The defendant has been in custody on state charges since October 20, 2014, for conduct that forms the basis of his criminal charge in this case. In order to assure that the defendant is credited for that time, the court finds his recommended low-end Guidelines sentence should be reduced by 12 months, resulting in a sentence of 132 months. See U.S.S.G. 5G1.3(b)(1). The parties have no objection to that procedure.
No Guidelines departure is at issue in this case. In consideration of the sentencing factors set forth in 18 U.S.C. § 3553(a), the court finds that a sentence of 132 months (eleven years), is sufficient, but not greater than necessary, to accomplish the goals of sentencing. This sentence is within the Guidelines sentencing range after application of U.S.S.G. 5G1.3. With respect to the nature of the offense, the court notes that distribution of methamphetamine is undoubtedly a serious offense. However, the defendant's addiction operates to less-en his culpability to some degree. The court has also considered the history and characteristics of the defendant. He is a thirty-two-year-old man with a significant criminal history, but many of his convictions are linked to drug abuse and addiction. The defendant's prospect for rehabilitation is also relevant to the determination of a reasonable sentence. This sentence will provide the defendant the opportunity to undergo the BOP's 500-Hour Intensive Drug Treatment Program. The defendant has not had the opportunity to undergo drug treatment, although it has been recommended.

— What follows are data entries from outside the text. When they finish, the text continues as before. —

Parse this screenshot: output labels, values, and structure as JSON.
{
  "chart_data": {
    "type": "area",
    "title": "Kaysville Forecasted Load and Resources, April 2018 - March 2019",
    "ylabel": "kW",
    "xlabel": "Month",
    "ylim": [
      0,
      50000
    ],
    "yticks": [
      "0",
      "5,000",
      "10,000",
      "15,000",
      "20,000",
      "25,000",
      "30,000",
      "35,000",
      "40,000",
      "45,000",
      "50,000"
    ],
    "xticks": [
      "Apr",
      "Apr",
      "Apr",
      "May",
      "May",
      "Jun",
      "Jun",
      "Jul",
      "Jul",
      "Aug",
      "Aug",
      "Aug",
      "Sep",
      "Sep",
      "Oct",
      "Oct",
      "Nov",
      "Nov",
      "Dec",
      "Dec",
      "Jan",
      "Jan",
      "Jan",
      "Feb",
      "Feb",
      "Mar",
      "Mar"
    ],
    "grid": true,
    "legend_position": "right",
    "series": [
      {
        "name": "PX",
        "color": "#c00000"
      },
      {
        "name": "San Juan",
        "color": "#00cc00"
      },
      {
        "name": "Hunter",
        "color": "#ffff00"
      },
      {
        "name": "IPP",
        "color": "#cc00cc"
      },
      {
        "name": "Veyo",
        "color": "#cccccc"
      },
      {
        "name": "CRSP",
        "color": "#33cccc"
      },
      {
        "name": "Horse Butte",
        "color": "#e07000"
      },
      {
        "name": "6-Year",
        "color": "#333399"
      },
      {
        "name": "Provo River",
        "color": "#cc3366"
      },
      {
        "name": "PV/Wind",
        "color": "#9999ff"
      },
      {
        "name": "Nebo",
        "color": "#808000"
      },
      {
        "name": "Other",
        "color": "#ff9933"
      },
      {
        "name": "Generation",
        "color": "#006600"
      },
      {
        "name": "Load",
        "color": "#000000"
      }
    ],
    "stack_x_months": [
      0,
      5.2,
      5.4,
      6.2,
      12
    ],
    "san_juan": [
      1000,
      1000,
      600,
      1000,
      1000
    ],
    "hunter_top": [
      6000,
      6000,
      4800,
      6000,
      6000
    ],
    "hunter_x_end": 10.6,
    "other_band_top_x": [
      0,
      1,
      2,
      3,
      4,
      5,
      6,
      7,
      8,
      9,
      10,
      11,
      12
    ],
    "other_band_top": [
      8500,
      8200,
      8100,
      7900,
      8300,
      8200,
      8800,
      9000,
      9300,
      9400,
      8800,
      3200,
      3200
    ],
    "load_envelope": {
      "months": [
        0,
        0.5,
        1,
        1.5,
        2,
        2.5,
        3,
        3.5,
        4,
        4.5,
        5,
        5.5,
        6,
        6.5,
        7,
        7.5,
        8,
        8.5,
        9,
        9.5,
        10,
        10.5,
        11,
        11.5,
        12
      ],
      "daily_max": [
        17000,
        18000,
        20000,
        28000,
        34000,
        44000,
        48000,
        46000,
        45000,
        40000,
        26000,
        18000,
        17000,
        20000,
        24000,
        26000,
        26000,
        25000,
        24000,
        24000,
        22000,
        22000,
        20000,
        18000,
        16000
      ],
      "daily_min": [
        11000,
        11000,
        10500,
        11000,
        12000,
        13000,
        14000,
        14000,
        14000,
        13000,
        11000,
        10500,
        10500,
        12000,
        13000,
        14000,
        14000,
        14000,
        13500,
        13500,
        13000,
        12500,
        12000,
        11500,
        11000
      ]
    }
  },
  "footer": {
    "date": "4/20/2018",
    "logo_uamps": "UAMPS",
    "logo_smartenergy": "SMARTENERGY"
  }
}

In formulating this sentence, the court has considered the sentencing range established by the Guidelines and finds a Guidelines sentence, without application of the career offender Guideline, is appropriate in this case and satisfies the purposes of sentencing. In light of the defendant's criminal history, the court finds that a sentence including incarceration for some significant length of time is necessary to achieve the goals of sentencing, to establish some level of proportionality with respect to other drug trafficking crimes, and to reduce the perception of unwarranted disparity. A sentence of 132 months reflects the seriousness of the offense, promotes respect for the law and provides just punishment. Further, an eleven year sentence is sufficient to deter others from engaging in similar criminal conduct. The value of any additional prison time as a deterrent would be marginal.
A Judgment in accordance with the Sentencing Memorandum has issued. See Filing No. 40.
In Johnson, the Supreme Court held that "imposing an increased sentence under the residual clause of the Armed Career Criminal Act violates the Constitution's guarantee of due process," and specifically overruled its "contrary holding in James." Johnson, 135 S.Ct. at 2563.